The Temporary Salesperson

"Be the 17th caller and win a day off, courtesy of Kelly Services and Magic 98." I heard this promotional announcement on a local radio station. Instead of offering a cash prize, the station was offering its listeners some much-needed free time.

I didn't call. My first thought was that you'd have to have a pretty simple job with little responsibility to be able to be replaced by a temp. Temps type, file and send out packages. Right?

Not exactly.

It turns out there are many different kinds of temporary jobs. "Rent a Manager" is the title of an article in Lufthansa's in-flight magazine.

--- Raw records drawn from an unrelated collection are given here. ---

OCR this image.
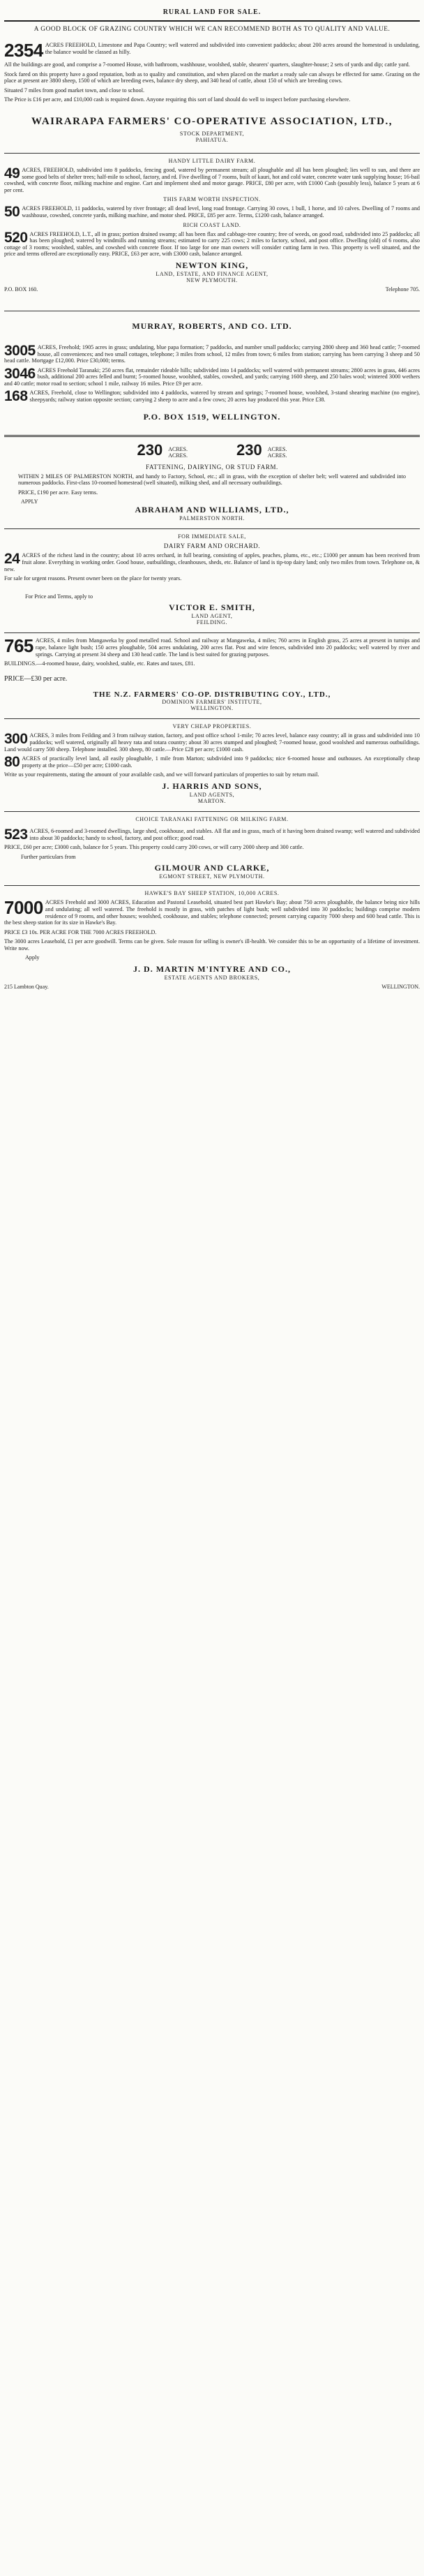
RURAL LAND FOR SALE.
A GOOD BLOCK OF GRAZING COUNTRY WHICH WE CAN RECOMMEND BOTH AS TO QUALITY AND VALUE.
2354 ACRES FREEHOLD, Limestone and Papa Country; well watered and subdivided into convenient paddocks; about 200 acres around the homestead is undulating, the balance would be classed as hilly.
All the buildings are good, and comprise a 7-roomed House, with bathroom, washhouse, woolshed, stable, shearers' quarters, slaughter-house; 2 sets of yards and dip; cattle yard.
Stock fared on this property have a good reputation, both as to quality and constitution, and when placed on the market a ready sale can always be effected for same. Grazing on the place at present are 3800 sheep, 1500 of which are breeding ewes, balance dry sheep, and 340 head of cattle, about 150 of which are breeding cows.
Situated 7 miles from good market town, and close to school.
The Price is £16 per acre, and £10,000 cash is required down. Anyone requiring this sort of land should do well to inspect before purchasing elsewhere.
WAIRARAPA FARMERS' CO-OPERATIVE ASSOCIATION, LTD.,
STOCK DEPARTMENT,
PAHIATUA.
HANDY LITTLE DAIRY FARM.
49 ACRES, FREEHOLD, subdivided into 8 paddocks, fencing good, watered by permanent stream; all ploughable and all has been ploughed; lies well to sun, and there are some good belts of shelter trees; half-mile to school, factory, and rd. Five dwelling of 7 rooms, built of kauri, hot and cold water, concrete water tank supplying house; 16-bail cowshed, with concrete floor, milking machine and engine. Cart and implement shed and motor garage. PRICE, £80 per acre, with £1000 Cash (possibly less), balance 5 years at 6 per cent.
THIS FARM WORTH INSPECTION.
50 ACRES FREEHOLD, 11 paddocks, watered by river frontage; all dead level, long road frontage. Carrying 30 cows, 1 bull, 1 horse, and 10 calves. Dwelling of 7 rooms and washhouse, cowshed, concrete yards, milking machine, and motor shed. PRICE, £85 per acre. Terms, £1200 cash, balance arranged.
RICH COAST LAND.
520 ACRES FREEHOLD, L.T., all in grass; portion drained swamp; all has been flax and cabbage-tree country; free of weeds, on good road, subdivided into 25 paddocks; all has been ploughed; watered by windmills and running streams; estimated to carry 225 cows; 2 miles to factory, school, and post office. Dwelling (old) of 6 rooms, also cottage of 3 rooms; woolshed, stables, and cowshed with concrete floor. If too large for one man owners will consider cutting farm in two. This property is well situated, and the price and terms offered are exceptionally easy. PRICE, £63 per acre, with £3000 cash, balance arranged.
NEWTON KING,
LAND, ESTATE, AND FINANCE AGENT,
NEW PLYMOUTH.
P.O. BOX 160.	Telephone 705.
MURRAY, ROBERTS, AND CO. LTD.
3005 ACRES, Freehold; 1905 acres in grass; undulating, blue papa formation; 7 paddocks, and number small paddocks; carrying 2800 sheep and 360 head cattle; 7-roomed house, all conveniences; and two small cottages, telephone; 3 miles from school, 12 miles from town; 6 miles from station; carrying has been carrying 3 sheep and 50 head cattle. Mortgage £12,000. Price £30,000; terms.
3046 ACRES Freehold Taranaki; 250 acres flat, remainder rideable hills; subdivided into 14 paddocks; well watered with permanent streams; 2800 acres in grass, 446 acres bush, additional 200 acres felled and burnt; 5-roomed house, woolshed, stables, cowshed, and yards; carrying 1600 sheep, and 250 bales wool; wintered 3000 wethers and 40 cattle; motor road to section; school 1 mile, railway 16 miles. Price £9 per acre.
168 ACRES, Freehold, close to Wellington; subdivided into 4 paddocks, watered by stream and springs; 7-roomed house, woolshed, 3-stand shearing machine (no engine), sheepyards; railway station opposite section; carrying 2 sheep to acre and a few cows; 20 acres hay produced this year. Price £38.
P.O. BOX 1519, WELLINGTON.
230 ACRES.
ACRES.	230 ACRES.
ACRES.
FATTENING, DAIRYING, OR STUD FARM.
WITHIN 2 MILES OF PALMERSTON NORTH, and handy to Factory, School, etc.; all in grass, with the exception of shelter belt; well watered and subdivided into numerous paddocks. First-class 10-roomed homestead (well situated), milking shed, and all necessary outbuildings.
PRICE, £190 per acre. Easy terms.
APPLY
ABRAHAM AND WILLIAMS, LTD.,
PALMERSTON NORTH.
FOR IMMEDIATE SALE,
DAIRY FARM AND ORCHARD.
24 ACRES of the richest land in the country; about 10 acres orchard, in full bearing, consisting of apples, peaches, plums, etc., etc.; £1000 per annum has been received from fruit alone. Everything in working order. Good house, outbuildings, cleanhouses, sheds, etc. Balance of land is tip-top dairy land; only two miles from town. Telephone on, & new.
For sale for urgent reasons. Present owner been on the place for twenty years.
For Price and Terms, apply to
VICTOR E. SMITH,
LAND AGENT,
FEILDING.
765 ACRES, 4 miles from Mangaweka by good metalled road. School and railway at Mangaweka, 4 miles; 760 acres in English grass, 25 acres at present in turnips and rape, balance light bush; 150 acres ploughable, 504 acres undulating, 200 acres flat. Post and wire fences, subdivided into 20 paddocks; well watered by river and springs. Carrying at present 34 sheep and 130 head cattle. The land is best suited for grazing purposes.
BUILDINGS.—4-roomed house, dairy, woolshed, stable, etc. Rates and taxes, £81.
PRICE—£30 per acre.
THE N.Z. FARMERS' CO-OP. DISTRIBUTING COY., LTD.,
DOMINION FARMERS' INSTITUTE,
WELLINGTON.
VERY CHEAP PROPERTIES.
300 ACRES, 3 miles from Feilding and 3 from railway station, factory, and post office school 1-mile; 70 acres level, balance easy country; all in grass and subdivided into 10 paddocks; well watered, originally all heavy rata and totara country; about 30 acres stumped and ploughed; 7-roomed house, good woolshed and numerous outbuildings. Land would carry 500 sheep. Telephone installed. 300 sheep, 80 cattle.—Price £28 per acre; £1000 cash.
80 ACRES of practically level land, all easily ploughable, 1 mile from Marton; subdivided into 9 paddocks; nice 6-roomed house and outhouses. An exceptionally cheap property at the price—£50 per acre; £1000 cash.
Write us your requirements, stating the amount of your available cash, and we will forward particulars of properties to suit by return mail.
J. HARRIS AND SONS,
LAND AGENTS,
MARTON.
CHOICE TARANAKI FATTENING OR MILKING FARM.
523 ACRES, 6-roomed and 3-roomed dwellings, large shed, cookhouse, and stables. All flat and in grass, much of it having been drained swamp; well watered and subdivided into about 30 paddocks; handy to school, factory, and post office; good road.
PRICE, £60 per acre; £3000 cash, balance for 5 years. This property could carry 200 cows, or will carry 2000 sheep and 300 cattle.
Further particulars from
GILMOUR AND CLARKE,
EGMONT STREET, NEW PLYMOUTH.
HAWKE'S BAY SHEEP STATION, 10,000 ACRES.
7000 ACRES Freehold and 3000 ACRES, Education and Pastoral Leasehold, situated best part Hawke's Bay; about 750 acres ploughable, the balance being nice hills and undulating; all well watered. The freehold is mostly in grass, with patches of light bush; well subdivided into 30 paddocks; buildings comprise modern residence of 9 rooms, and other houses; woolshed, cookhouse, and stables; telephone connected; present carrying capacity 7000 sheep and 600 head cattle. This is the best sheep station for its size in Hawke's Bay.
PRICE £3 10s. PER ACRE FOR THE 7000 ACRES FREEHOLD.
The 3000 acres Leasehold, £1 per acre goodwill. Terms can be given. Sole reason for selling is owner's ill-health. We consider this to be an opportunity of a lifetime of investment. Write now.
Apply
J. D. MARTIN M'INTYRE AND CO.,
ESTATE AGENTS AND BROKERS,
215 Lambton Quay.	WELLINGTON.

One such interim manager is Albert Franke, who, according to the article, is "a jack-of-all-trades by profession. He may be in charge of technical development at a gaming-machine factory one year, or reorganising production runs at a foundry the next. In the past 10 years, Franke must have taken on at least a dozen such jobs."

Temps are no longer confined to the mailroom; they serve in almost every capacity -- including sales -- in an organisation.

Many companies already outsource their non-core competencies. Manufacturing rep firms flourish by providing an outside sales force.

A sales temp filling in for a salesperson on maternity leave would be of great benefit to many companies. Taking over a territory while a salesperson recovers from an accident would also be beneficial. It is helpful to have worked in sales before taking on a temporary sales assignment. To be of real value to a company, you would have to move sales forward in your temporary territory, or at least keep them from slipping backwards. Temporary sales can be an ideal job for a salesperson who wants to see his family more than chase a six-figure income.

Like interim managers, temporary salespeople need to be mobile and independent, experienced and skilled. In other words, your value as a temp is that you don't require training and development. You step in and do the job.

Here are three ideas to help you land your temporary sales job:

  • Meet with the three or four biggest placement services in your area to see if they place temporary salespeople.

  • Go back one or two old employers and see if they would hire you back in a temporary capacity.

  • Use your skills to sell employers on the need to keep sales moving forward and your ability to do that.

Then, all you have to do is produce sales and earn your big commissions. It seems like an easy job. However, the downside of a temporary sales job is the temporary aspect. Since customers want relationships with salespeople over a long time, you will probably not gain the big bucks by selling to any one customer or for any one company for a few months. It takes three to five years to establish yourself in an industry. That said, you should be able to find a need and fill it as a temporary salesperson.